È questo il Brendan Perry che amiamo: profondo ed elegante esploratore del lato oscuro della propria anima, lucidamente pessimista ma pronto ad accogliere anche i più flebili sprazzi di luce. È bello sentirlo cantare in Opium il proprio desiderio di evadere i confini delle metropoli per rifugiarsi altrove, lui che lo ha già fatto andando a vivere e lavorare in una chiesa sconsacrata. E anche nella conclusiva All In A Good Time, che riprende i temi lirici di Opium, è la sua voce che ci porta lontano, in un mondo senza tempo, ricco di ricami ambientali magici e affascinanti. C’è un solo pezzo condiviso da entrambi: Return Of The She-King in cui i due protagonisti si dividono la scena in un pezzo pregno di umori celtici, a ricordare la natia terra d’Irlanda in una sorta di bellissima e commovente Scarborough Fair del nuovo millennio.

Dead Can Dance live

Credo che non sia un caso che il titolo dell’album sia derivato da Anastasi, parola greca che significa sia ‘resurrezione’ ma anche più estesamente ‘alzarsi, stare in alto, non cadere’. Molti hanno forse frettolosamente legato questo album al primo significato del termine greco, cioè la resurrezione. Personalmente ritengo che i Dead Can Dance non dovessero risorgere in quanto mai morti. La loro influenza, come detto all’inizio, è rimasta viva fino ai giorni nostri e condiziona, in senso positivo, centinaia di progetti darkwave. Ma anche la loro arte è rimasta sveglia, trovando sviluppo nei progetti solisti di Perry e della Gerrard. Credo invece che sia più pregnante considerare il significato del titolo come stare in alto e non cadere. Un dichiarazione di intenti ma anche un invito a non abbattersi di fronte agli eventi avversi.
Anastasis è un album che non aggiunge ma nemmeno toglie nulla a ciò che i Dead Can Dance hanno fatto nella loro storia. Ma era un album necessario per poter ripartire. In tal senso, con questo nuovo lavoro dopo sedici anni, i Dead Can Dance si sono presi la soddisfazione di incassare un importante atto d’amore dei loro fan, visto che il tour mondiale attualmente in corso, e che ha visitato l’Italia in una data a Milano al Teatro Arcimboldi, ha fatto registrare il sold out fin da subito.
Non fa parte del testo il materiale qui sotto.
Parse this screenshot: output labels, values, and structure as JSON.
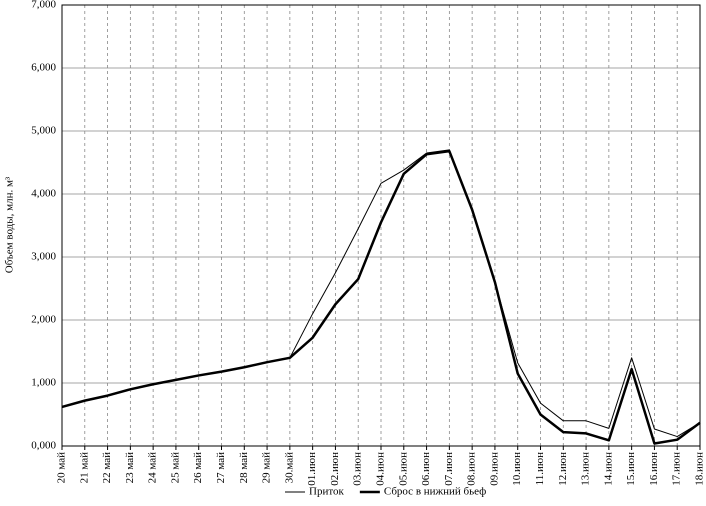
{
  "chart_data": {
    "type": "line",
    "y_label": "Объем воды, млн. м³",
    "categories": [
      "20 май",
      "21 май",
      "22 май",
      "23 май",
      "24 май",
      "25 май",
      "26 май",
      "27 май",
      "28 май",
      "29 май",
      "30.май",
      "01.июн",
      "02.июн",
      "03.июн",
      "04.июн",
      "05.июн",
      "06.июн",
      "07.июн",
      "08.июн",
      "09.июн",
      "10.июн",
      "11.июн",
      "12.июн",
      "13.июн",
      "14.июн",
      "15.июн",
      "16.июн",
      "17.июн",
      "18.июн"
    ],
    "series": [
      {
        "name": "Приток",
        "color": "#000000",
        "width": 1,
        "values": [
          0.62,
          0.72,
          0.8,
          0.9,
          0.98,
          1.05,
          1.12,
          1.18,
          1.25,
          1.33,
          1.4,
          2.1,
          2.75,
          3.45,
          4.17,
          4.38,
          4.65,
          4.7,
          3.75,
          2.6,
          1.32,
          0.68,
          0.4,
          0.4,
          0.28,
          1.4,
          0.27,
          0.15,
          0.37
        ]
      },
      {
        "name": "Сброс в нижний бьеф",
        "color": "#000000",
        "width": 2.5,
        "values": [
          0.62,
          0.72,
          0.8,
          0.9,
          0.98,
          1.05,
          1.12,
          1.18,
          1.25,
          1.33,
          1.4,
          1.72,
          2.25,
          2.65,
          3.55,
          4.32,
          4.63,
          4.68,
          3.75,
          2.6,
          1.15,
          0.5,
          0.22,
          0.2,
          0.09,
          1.22,
          0.04,
          0.1,
          0.37
        ]
      }
    ],
    "ylim": [
      0,
      7
    ],
    "yticks": [
      {
        "value": 0,
        "label": "0,000"
      },
      {
        "value": 1,
        "label": "1,000"
      },
      {
        "value": 2,
        "label": "2,000"
      },
      {
        "value": 3,
        "label": "3,000"
      },
      {
        "value": 4,
        "label": "4,000"
      },
      {
        "value": 5,
        "label": "5,000"
      },
      {
        "value": 6,
        "label": "6,000"
      },
      {
        "value": 7,
        "label": "7,000"
      }
    ],
    "grid": true,
    "legend": "bottom"
  }
}
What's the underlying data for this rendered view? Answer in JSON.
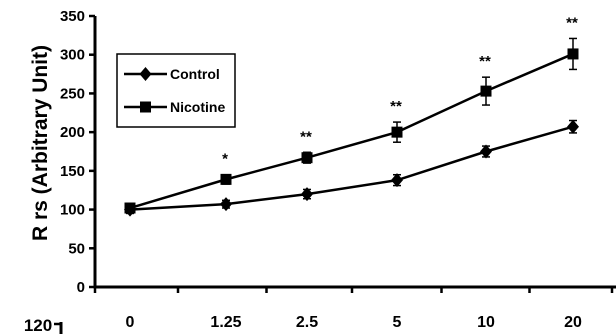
{
  "chart_data": {
    "type": "line",
    "title": "",
    "xlabel": "",
    "ylabel": "R rs (Arbitrary Unit)",
    "categories": [
      "0",
      "1.25",
      "2.5",
      "5",
      "10",
      "20"
    ],
    "ylim": [
      0,
      350
    ],
    "yticks": [
      0,
      50,
      100,
      150,
      200,
      250,
      300,
      350
    ],
    "grid": false,
    "legend_position": "upper-left",
    "series": [
      {
        "name": "Control",
        "marker": "diamond",
        "values": [
          100,
          107,
          120,
          138,
          175,
          207
        ],
        "errors": [
          5,
          5,
          6,
          7,
          7,
          8
        ]
      },
      {
        "name": "Nicotine",
        "marker": "square",
        "values": [
          102,
          139,
          167,
          200,
          253,
          301
        ],
        "errors": [
          6,
          6,
          7,
          13,
          18,
          20
        ]
      }
    ],
    "significance": [
      "",
      "*",
      "**",
      "**",
      "**",
      "**"
    ],
    "partial_next_axis_label": "120"
  }
}
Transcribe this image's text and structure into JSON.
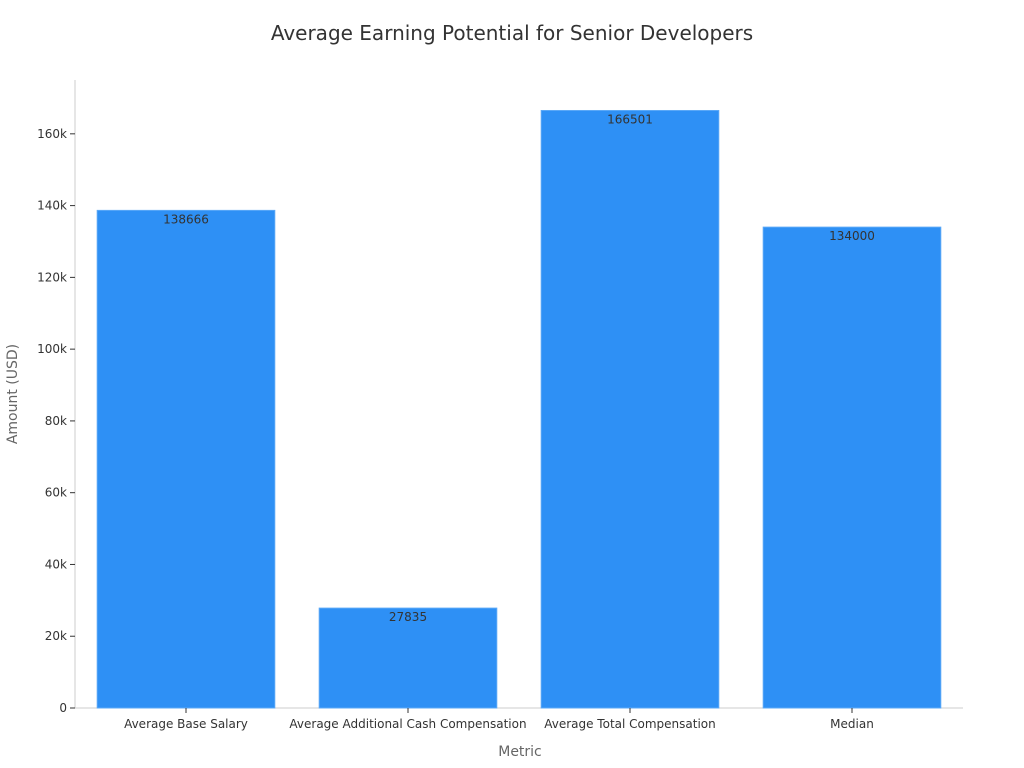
{
  "chart_data": {
    "type": "bar",
    "title": "Average Earning Potential for Senior Developers",
    "xlabel": "Metric",
    "ylabel": "Amount (USD)",
    "categories": [
      "Average Base Salary",
      "Average Additional Cash Compensation",
      "Average Total Compensation",
      "Median"
    ],
    "values": [
      138666,
      27835,
      166501,
      134000
    ],
    "data_labels": [
      "138666",
      "27835",
      "166501",
      "134000"
    ],
    "ylim": [
      0,
      175000
    ],
    "yticks": [
      0,
      20000,
      40000,
      60000,
      80000,
      100000,
      120000,
      140000,
      160000
    ],
    "ytick_labels": [
      "0",
      "20k",
      "40k",
      "60k",
      "80k",
      "100k",
      "120k",
      "140k",
      "160k"
    ],
    "grid": false,
    "legend": "none",
    "colors": {
      "bar": "#2e90f5",
      "bar_edge": "#5aa8f7",
      "axis": "#cccccc",
      "text": "#333333",
      "axis_title": "#666666"
    }
  }
}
Un bel messaggio di fiducia e amore verso il duo anglo-australiano e anche un piccolo schiaffo a chi pensa che per piacere a tanta gente si debba per forza passare attraverso la televisione, magari in qualche insulso salotto condotto da scosciate signore, incastrati fra un triste caso umano e la pubblicità dell’ultimo modello di cellulare.

Adesso per favore, cari Brendan e Lisa, non fateci aspettare altri sedici anni.